Chapitre XXI

Noël approchait. J'étais invité à Park Lane, comme presque chaque année, avec dinde et plum pudding en perspective. Ronald rentrerait d'Oxford pour l'occasion et je ferais connaissance de la fiancée de Tim, miss Alexandra Bakeland, une jeune fille d'origine russe. Mrs Baxter avait emporté les restes de mon dîner ; aussi fus-je surpris de sa réapparition.

— Un homme demande après vous, Master. Il m'a tout l'air d'un cocher.

Jim Temple ? Je songeai aussitôt à Murray Davis. Le brandy siroté chaque soir et l'abus de cigares avaient-ils eu raison de sa robustesse ? À l'idée qu'il eût pu mourir ou tout au moins, tomber gravement malade, mon estomac se contracta.

— Faites-le monter ! dis-je à ma logeuse.
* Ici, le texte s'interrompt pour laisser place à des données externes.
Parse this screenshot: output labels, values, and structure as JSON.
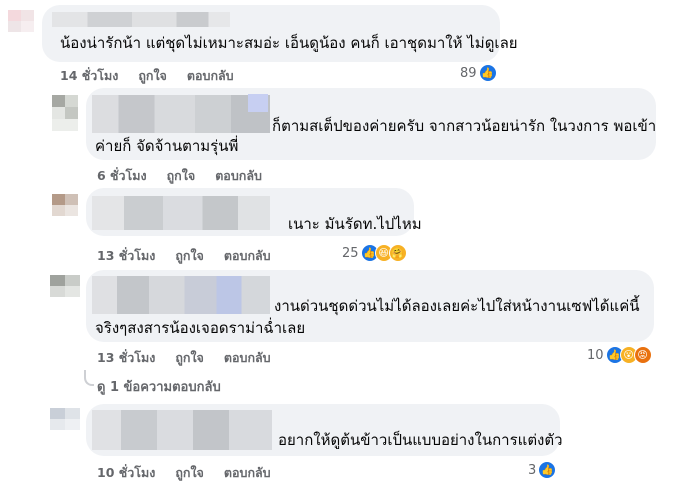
{
  "comments": [
    {
      "text": "น้องน่ารักน้า แต่ชุดไม่เหมาะสมอ่ะ เอ็นดูน้อง คนก็ เอาชุดมาให้ ไม่ดูเลย",
      "time": "14 ชั่วโมง",
      "like_label": "ถูกใจ",
      "reply_label": "ตอบกลับ",
      "reaction_count": "89",
      "reactions": [
        "like-icon"
      ]
    },
    {
      "text_line1": "ก็ตามสเต็ปของค่ายครับ จากสาวน้อยน่ารัก ในวงการ พอเข้า",
      "text_line2": "ค่ายก็ จัดจ้านตามรุ่นพี่",
      "time": "6 ชั่วโมง",
      "like_label": "ถูกใจ",
      "reply_label": "ตอบกลับ"
    },
    {
      "text": "เนาะ มันรัดท.ไปไหม",
      "time": "13 ชั่วโมง",
      "like_label": "ถูกใจ",
      "reply_label": "ตอบกลับ",
      "reaction_count": "25",
      "reactions": [
        "like-icon",
        "haha-icon",
        "care-icon"
      ]
    },
    {
      "text_line1": "งานด่วนชุดด่วนไม่ได้ลองเลยค่ะไปใส่หน้างานเซฟได้แค่นี้",
      "text_line2": "จริงๆสงสารน้องเจอดราม่าฉ่ำเลย",
      "time": "13 ชั่วโมง",
      "like_label": "ถูกใจ",
      "reply_label": "ตอบกลับ",
      "reaction_count": "10",
      "reactions": [
        "like-icon",
        "wow-icon",
        "angry-icon"
      ]
    },
    {
      "view_replies": "ดู 1 ข้อความตอบกลับ"
    },
    {
      "text": "อยากให้ดูต้นข้าวเป็นแบบอย่างในการแต่งตัว",
      "time": "10 ชั่วโมง",
      "like_label": "ถูกใจ",
      "reply_label": "ตอบกลับ",
      "reaction_count": "3",
      "reactions": [
        "like-icon"
      ]
    }
  ],
  "colors": {
    "bubble": "#f0f2f5",
    "meta": "#65676b",
    "like": "#1b74e4"
  }
}
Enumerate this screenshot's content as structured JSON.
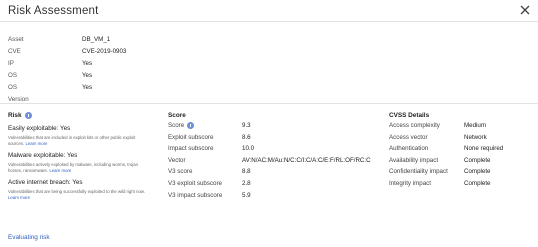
{
  "dialog": {
    "title": "Risk Assessment",
    "close_icon": "close-icon"
  },
  "asset_info": [
    {
      "key": "Asset",
      "value": "DB_VM_1"
    },
    {
      "key": "CVE",
      "value": "CVE-2019-0903"
    },
    {
      "key": "IP",
      "value": "Yes"
    },
    {
      "key": "OS",
      "value": "Yes"
    },
    {
      "key": "OS Version",
      "value": "Yes"
    }
  ],
  "risk": {
    "heading": "Risk",
    "info_icon": "info-icon",
    "items": [
      {
        "label": "Easily exploitable: ",
        "value": "Yes",
        "description": "Vulnerabilities that are included in exploit kits or other public exploit sources.",
        "link": "Learn more"
      },
      {
        "label": "Malware exploitable: ",
        "value": "Yes",
        "description": "Vulnerabilities actively exploited by malware, including worms, trojan horses, ransomware.",
        "link": "Learn more"
      },
      {
        "label": "Active internet breach: ",
        "value": "Yes",
        "description": "Vulnerabilities that are being successfully exploited to the wild right now.",
        "link": "Learn more"
      }
    ]
  },
  "score": {
    "heading": "Score",
    "rows": [
      {
        "key": "Score",
        "value": "9.3",
        "has_icon": true
      },
      {
        "key": "Exploit subscore",
        "value": "8.6"
      },
      {
        "key": "Impact subscore",
        "value": "10.0"
      },
      {
        "key": "Vector",
        "value": "AV:N/AC:M/Au:N/C:C/I:C/A:C/E:F/RL:OF/RC:C"
      },
      {
        "key": "V3 score",
        "value": "8.8"
      },
      {
        "key": "V3 exploit subscore",
        "value": "2.8"
      },
      {
        "key": "V3 impact subscore",
        "value": "5.9"
      }
    ]
  },
  "cvss": {
    "heading": "CVSS Details",
    "rows": [
      {
        "key": "Access complexity",
        "value": "Medium"
      },
      {
        "key": "Access vector",
        "value": "Network"
      },
      {
        "key": "Authentication",
        "value": "None required"
      },
      {
        "key": "Availability impact",
        "value": "Complete"
      },
      {
        "key": "Confidentiality impact",
        "value": "Complete"
      },
      {
        "key": "Integrity impact",
        "value": "Complete"
      }
    ]
  },
  "footer": {
    "link": "Evaluating risk"
  }
}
La neige avait moucheté de blanc la houppelande sombre de Jim et le froid bleuissait le bout de son nez. Des brins de givre s'accrochaient à ses moustaches grises. Celles-ci étaient noir jais le matin où je l'avais vu pour la première fois, dans la cuisine d'Holly Farm. Les domestiques de Kensington vieillissaient. « Un jour, il n'y en aura plus du tout, prophétisait Véra. Nous devrons nous servir nous-mêmes. »

— Fichu temps, master Walter ! Miss Alice m'envoie vous chercher. Mrs Bruce va accoucher.

Je le dévisageai, incrédule.

— La naissance n'était pas prévue pour janvier ?

— Eh bien ! Ce bébé m'a tout l'air de pointer son nez plus tôt, plaisanta Jim. Mais les plis soucieux de son front contredisaient cette bonhomie.

— Je ne vois pas en quoi ma présence est nécessaire.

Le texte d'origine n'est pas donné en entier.